The first of these “centers” will be
established in Tula, an oblast selected the Tallinn-based portal suggests
because the governor, Andrey Dyumin, is Putin’s former bodyguard and thus
perhaps especially impressed by the idea that the military could play a useful
role in defending not only the Russian state system but him personally (region.expert/army/).
If Shoygu’s plan goes into effect
there are elsewhere – and the regionalist portal notes that the Kremlin website
has not yet posted an order to that effect – Moscow will have put in place a
new system to allow it to introduce military force in places where there are
massive public protests or disorders and where it may no longer have confidence
in local police.
But as Region.Expert points out, this “hope that the army will suppress
massive public actions is even more illusory than that the MVD and Russian
Guard will.” Those institutions consist
of people selected and trained at crowd control and whose raison d’etre is to be used to defend the state against the people.

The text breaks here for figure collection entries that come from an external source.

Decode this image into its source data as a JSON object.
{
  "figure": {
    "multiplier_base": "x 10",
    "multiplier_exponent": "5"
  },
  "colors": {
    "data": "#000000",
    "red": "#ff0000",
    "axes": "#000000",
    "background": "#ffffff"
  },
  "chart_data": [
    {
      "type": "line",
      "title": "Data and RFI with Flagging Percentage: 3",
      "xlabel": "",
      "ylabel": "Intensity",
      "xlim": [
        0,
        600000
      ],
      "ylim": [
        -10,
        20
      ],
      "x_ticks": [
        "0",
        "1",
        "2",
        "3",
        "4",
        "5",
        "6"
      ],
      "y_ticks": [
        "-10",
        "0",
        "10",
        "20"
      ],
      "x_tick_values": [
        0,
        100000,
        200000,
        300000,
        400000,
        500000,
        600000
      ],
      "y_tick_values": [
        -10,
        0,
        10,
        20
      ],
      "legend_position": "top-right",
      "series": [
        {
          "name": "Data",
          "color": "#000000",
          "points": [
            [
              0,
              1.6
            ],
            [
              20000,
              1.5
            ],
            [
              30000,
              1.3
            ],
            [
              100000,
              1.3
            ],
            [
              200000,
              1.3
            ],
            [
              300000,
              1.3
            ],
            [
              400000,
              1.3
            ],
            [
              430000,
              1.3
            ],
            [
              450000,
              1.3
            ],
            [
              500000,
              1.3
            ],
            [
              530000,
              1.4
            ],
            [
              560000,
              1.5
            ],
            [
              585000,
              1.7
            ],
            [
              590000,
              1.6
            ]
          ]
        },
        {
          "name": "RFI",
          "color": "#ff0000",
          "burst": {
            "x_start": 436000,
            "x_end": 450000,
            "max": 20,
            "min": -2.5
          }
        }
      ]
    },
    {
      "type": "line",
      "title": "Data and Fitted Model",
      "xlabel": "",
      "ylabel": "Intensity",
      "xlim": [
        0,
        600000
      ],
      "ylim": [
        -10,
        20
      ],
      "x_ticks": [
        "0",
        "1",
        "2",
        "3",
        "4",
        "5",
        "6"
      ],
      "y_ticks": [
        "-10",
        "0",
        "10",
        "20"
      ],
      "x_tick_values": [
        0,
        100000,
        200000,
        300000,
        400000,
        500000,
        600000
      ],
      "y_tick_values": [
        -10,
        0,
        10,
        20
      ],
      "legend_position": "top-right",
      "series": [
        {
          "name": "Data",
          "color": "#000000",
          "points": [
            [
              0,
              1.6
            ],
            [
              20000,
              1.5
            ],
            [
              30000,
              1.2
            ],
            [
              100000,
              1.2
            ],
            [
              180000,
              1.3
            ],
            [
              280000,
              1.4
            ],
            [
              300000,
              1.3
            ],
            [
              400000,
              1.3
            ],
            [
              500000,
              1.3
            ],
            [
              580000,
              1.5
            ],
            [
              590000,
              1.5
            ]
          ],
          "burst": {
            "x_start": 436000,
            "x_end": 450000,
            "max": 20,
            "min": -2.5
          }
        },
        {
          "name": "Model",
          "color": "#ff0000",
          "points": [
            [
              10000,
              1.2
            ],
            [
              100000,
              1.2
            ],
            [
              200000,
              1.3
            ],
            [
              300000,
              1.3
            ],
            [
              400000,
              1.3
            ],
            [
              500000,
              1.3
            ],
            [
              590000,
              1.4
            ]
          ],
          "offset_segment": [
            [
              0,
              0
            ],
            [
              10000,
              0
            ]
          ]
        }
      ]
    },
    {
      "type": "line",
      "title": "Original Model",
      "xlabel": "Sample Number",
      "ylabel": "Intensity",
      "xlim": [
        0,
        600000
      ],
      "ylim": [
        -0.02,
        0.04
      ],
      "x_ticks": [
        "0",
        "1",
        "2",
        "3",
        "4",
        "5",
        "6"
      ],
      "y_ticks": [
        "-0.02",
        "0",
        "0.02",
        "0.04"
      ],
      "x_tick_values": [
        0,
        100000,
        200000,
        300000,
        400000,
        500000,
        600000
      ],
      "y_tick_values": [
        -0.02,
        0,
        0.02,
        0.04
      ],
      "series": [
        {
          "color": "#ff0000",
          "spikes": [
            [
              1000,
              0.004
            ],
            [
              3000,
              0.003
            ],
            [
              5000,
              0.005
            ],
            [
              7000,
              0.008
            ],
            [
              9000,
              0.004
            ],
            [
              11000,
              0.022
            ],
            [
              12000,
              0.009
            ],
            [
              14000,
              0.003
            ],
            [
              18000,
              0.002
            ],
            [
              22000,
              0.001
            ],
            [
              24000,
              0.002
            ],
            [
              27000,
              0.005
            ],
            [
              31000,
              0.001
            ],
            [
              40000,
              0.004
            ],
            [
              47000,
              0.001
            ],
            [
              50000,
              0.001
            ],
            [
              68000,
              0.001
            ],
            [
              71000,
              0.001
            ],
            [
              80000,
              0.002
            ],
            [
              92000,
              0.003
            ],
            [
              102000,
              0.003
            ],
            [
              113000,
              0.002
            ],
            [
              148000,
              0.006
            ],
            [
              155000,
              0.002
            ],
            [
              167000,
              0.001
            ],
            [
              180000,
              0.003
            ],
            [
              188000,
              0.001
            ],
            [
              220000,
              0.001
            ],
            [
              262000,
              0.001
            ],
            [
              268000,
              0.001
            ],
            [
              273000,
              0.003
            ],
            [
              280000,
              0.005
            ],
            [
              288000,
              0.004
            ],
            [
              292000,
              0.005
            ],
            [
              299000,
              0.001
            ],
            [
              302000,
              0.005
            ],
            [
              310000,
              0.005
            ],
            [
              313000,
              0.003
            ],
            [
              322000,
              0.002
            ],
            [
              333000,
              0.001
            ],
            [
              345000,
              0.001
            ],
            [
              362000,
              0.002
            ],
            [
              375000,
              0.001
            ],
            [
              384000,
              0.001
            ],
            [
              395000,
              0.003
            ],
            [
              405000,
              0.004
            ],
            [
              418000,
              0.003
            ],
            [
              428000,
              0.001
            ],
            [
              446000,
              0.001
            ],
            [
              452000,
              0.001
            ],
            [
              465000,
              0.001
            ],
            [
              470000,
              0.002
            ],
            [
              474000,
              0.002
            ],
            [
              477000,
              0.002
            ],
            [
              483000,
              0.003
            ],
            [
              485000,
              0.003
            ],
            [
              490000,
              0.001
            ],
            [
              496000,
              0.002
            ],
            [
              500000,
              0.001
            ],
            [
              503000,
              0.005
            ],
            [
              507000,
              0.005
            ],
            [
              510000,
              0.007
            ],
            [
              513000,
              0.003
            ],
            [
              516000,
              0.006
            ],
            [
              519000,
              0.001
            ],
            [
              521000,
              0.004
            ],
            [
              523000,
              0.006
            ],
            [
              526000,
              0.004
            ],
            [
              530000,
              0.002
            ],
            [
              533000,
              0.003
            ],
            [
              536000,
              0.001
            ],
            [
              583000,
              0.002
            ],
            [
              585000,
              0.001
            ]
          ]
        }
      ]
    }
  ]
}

Armies, especially draft-based militaries
like the one in the Russian Federation, in contrast, consist of ordinary people
who are trained and prepared to be used against foreign enemies but are not in
many cases equally well prepared to be used against their own people,
especially because the draftees spring from them.
That suggests the Russian military
will either have to change its training program – focusing ever more on
controlling the domestic population than on fighting abroad or against some
notional invasion – or face the risk other states have in using a tool that may
prove counterproductive.
Indeed, Region.Expert concludes, “an attempt o fusing the army against the people
can lead to results exactly the reverse of what the powers that be want” and
even lead to events like those in Romania of 30 years ago when such an attempt did
not lead to the defense of the ruler and
his state but to his overthrow and that of his hated system.